"WHY we use our own hardware..." The why is is the interesting part of this arti...

veidr · 2024-12-22T15:56:56 1734883016

I take that back; this is (to me)t he most interesting part:

"Although we’ve only ever used datacenter class SSDs and HDDs failures and replacements every few weeks were a regular occurrence on the old fleet of servers. Over the last 3+ years, we’ve only seen a couple of SSD failures in total across the entire upgraded fleet of servers. This is easily less than one tenth the failure rate we used to have with HDDs."

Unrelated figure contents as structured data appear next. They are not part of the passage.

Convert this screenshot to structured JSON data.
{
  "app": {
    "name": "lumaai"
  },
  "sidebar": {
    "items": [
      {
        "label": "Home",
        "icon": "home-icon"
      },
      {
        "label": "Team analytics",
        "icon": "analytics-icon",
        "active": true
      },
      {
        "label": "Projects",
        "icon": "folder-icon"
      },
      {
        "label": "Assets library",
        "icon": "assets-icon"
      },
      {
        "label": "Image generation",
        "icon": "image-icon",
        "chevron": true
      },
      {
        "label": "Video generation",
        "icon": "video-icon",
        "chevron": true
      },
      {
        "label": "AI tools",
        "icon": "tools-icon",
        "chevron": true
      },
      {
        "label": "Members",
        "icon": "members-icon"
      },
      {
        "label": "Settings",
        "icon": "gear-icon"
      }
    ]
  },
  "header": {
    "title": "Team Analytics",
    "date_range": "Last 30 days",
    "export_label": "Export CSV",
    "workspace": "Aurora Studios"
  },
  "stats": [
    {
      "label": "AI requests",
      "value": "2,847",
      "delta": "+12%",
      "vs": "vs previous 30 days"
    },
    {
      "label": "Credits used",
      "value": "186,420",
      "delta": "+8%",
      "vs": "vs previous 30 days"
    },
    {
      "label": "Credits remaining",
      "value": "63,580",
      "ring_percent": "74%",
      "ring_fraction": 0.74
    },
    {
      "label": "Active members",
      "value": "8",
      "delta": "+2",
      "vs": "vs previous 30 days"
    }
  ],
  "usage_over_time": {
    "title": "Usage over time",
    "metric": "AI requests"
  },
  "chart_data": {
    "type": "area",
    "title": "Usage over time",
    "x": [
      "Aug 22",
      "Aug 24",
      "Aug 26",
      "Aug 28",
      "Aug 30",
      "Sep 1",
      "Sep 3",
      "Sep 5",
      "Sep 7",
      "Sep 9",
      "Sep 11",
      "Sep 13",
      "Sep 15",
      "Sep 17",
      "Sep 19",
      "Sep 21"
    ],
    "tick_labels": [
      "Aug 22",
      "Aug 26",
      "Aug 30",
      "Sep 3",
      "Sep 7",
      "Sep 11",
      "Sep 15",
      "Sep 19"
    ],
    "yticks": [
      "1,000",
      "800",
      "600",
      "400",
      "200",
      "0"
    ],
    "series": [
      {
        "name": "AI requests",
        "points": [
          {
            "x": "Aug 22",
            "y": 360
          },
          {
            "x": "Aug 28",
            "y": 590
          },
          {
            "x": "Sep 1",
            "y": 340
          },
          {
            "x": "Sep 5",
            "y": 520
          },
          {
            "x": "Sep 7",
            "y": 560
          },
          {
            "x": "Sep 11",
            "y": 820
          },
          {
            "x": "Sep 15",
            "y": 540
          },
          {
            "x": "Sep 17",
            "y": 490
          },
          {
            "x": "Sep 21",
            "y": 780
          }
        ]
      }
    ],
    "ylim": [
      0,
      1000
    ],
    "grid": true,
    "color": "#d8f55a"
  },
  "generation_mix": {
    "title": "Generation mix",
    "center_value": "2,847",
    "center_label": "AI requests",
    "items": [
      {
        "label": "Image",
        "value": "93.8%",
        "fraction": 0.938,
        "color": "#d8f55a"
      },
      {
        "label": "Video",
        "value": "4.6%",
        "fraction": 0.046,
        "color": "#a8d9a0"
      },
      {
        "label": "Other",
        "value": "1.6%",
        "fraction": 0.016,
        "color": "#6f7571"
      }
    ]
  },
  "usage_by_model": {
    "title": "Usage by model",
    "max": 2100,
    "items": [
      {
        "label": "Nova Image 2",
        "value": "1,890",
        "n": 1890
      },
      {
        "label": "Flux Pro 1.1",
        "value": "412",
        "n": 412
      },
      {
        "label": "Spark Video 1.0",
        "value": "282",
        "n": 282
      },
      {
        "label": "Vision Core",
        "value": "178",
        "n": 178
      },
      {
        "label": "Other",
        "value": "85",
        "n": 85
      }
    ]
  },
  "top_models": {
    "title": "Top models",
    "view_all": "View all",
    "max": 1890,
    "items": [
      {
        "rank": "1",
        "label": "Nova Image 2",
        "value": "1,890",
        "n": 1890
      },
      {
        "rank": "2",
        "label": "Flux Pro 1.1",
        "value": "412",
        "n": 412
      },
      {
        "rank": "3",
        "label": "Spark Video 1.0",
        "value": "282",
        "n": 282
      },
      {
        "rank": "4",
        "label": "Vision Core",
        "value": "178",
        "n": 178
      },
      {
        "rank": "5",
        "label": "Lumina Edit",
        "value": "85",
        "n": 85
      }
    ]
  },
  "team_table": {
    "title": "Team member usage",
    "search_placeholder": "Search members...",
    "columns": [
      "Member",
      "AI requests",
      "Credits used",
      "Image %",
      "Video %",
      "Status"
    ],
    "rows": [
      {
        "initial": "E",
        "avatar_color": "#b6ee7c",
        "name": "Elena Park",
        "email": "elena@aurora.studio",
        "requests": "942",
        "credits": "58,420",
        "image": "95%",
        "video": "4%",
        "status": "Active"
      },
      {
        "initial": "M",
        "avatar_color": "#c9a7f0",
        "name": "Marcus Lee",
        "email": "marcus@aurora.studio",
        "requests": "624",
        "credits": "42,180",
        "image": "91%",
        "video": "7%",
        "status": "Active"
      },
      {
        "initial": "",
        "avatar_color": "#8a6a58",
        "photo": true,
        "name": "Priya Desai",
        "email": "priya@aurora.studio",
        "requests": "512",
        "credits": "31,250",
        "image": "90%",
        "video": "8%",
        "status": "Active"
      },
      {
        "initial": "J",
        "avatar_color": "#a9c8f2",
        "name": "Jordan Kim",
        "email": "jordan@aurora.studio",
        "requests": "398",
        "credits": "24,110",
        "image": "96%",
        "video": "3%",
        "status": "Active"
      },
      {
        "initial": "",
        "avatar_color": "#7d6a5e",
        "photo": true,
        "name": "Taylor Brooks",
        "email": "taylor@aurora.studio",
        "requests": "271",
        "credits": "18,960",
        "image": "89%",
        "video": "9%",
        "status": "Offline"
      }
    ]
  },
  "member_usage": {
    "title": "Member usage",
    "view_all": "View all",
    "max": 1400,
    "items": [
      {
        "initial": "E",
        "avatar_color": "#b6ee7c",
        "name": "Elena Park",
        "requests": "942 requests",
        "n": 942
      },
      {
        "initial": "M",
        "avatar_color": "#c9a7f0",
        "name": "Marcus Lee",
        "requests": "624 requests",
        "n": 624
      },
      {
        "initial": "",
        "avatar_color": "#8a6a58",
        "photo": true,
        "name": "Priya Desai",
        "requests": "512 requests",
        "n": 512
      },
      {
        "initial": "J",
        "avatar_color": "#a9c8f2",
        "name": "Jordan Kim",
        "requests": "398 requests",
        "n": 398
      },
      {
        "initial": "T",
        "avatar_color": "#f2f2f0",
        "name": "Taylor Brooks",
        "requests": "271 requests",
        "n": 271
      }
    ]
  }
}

veidr · 2024-12-26T16:37:29 1735231049

I wanted to revisit this after checking my own anecdata. (But based on logfiles not just like recollections.)

I've had a ZFS system or some sort for about 10 years, and before that I had proprietary RAID chassis like Pegasus2 and Synology etc.

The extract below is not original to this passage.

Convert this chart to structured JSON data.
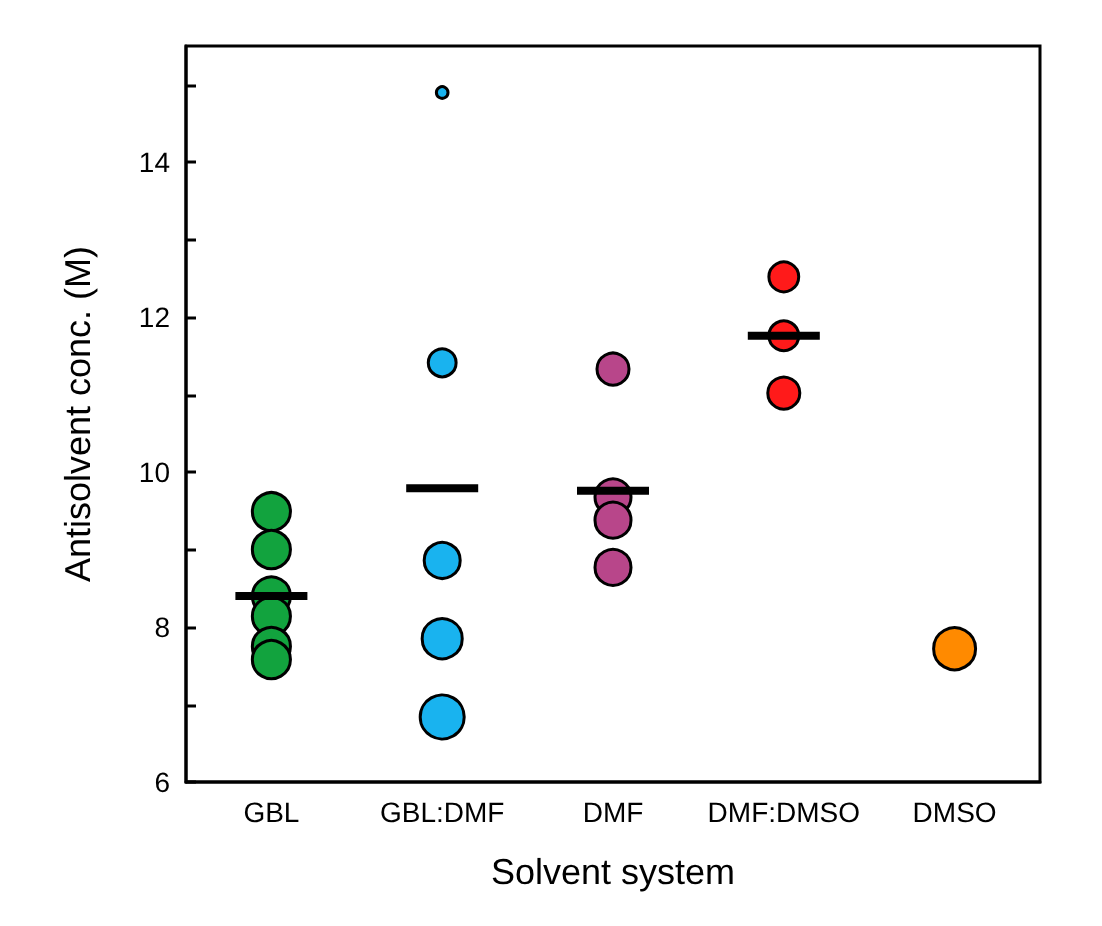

I can't quite say how many drives I have used, because my records are not that good. But maybe its like 100 drives since 2008. Maybe 150. Less than 200.

I had over 10 HDD devices fail (probably 13, confidence of like 90%).

I've only ever had 1 SSD fail.

I've also used the absolute cheapest shite SSDs.

I suspect the failure modes tend to be

- hard disks fail whenever the fuck, who knows

- SSDs fail in the beginning or end of their reasonable service life

P.S. With ZFS though, you don't really care if/when they fail. I've so far (knock on wood) never lost any data with a ZFS config with >1 disk redundancy and reasonable backups.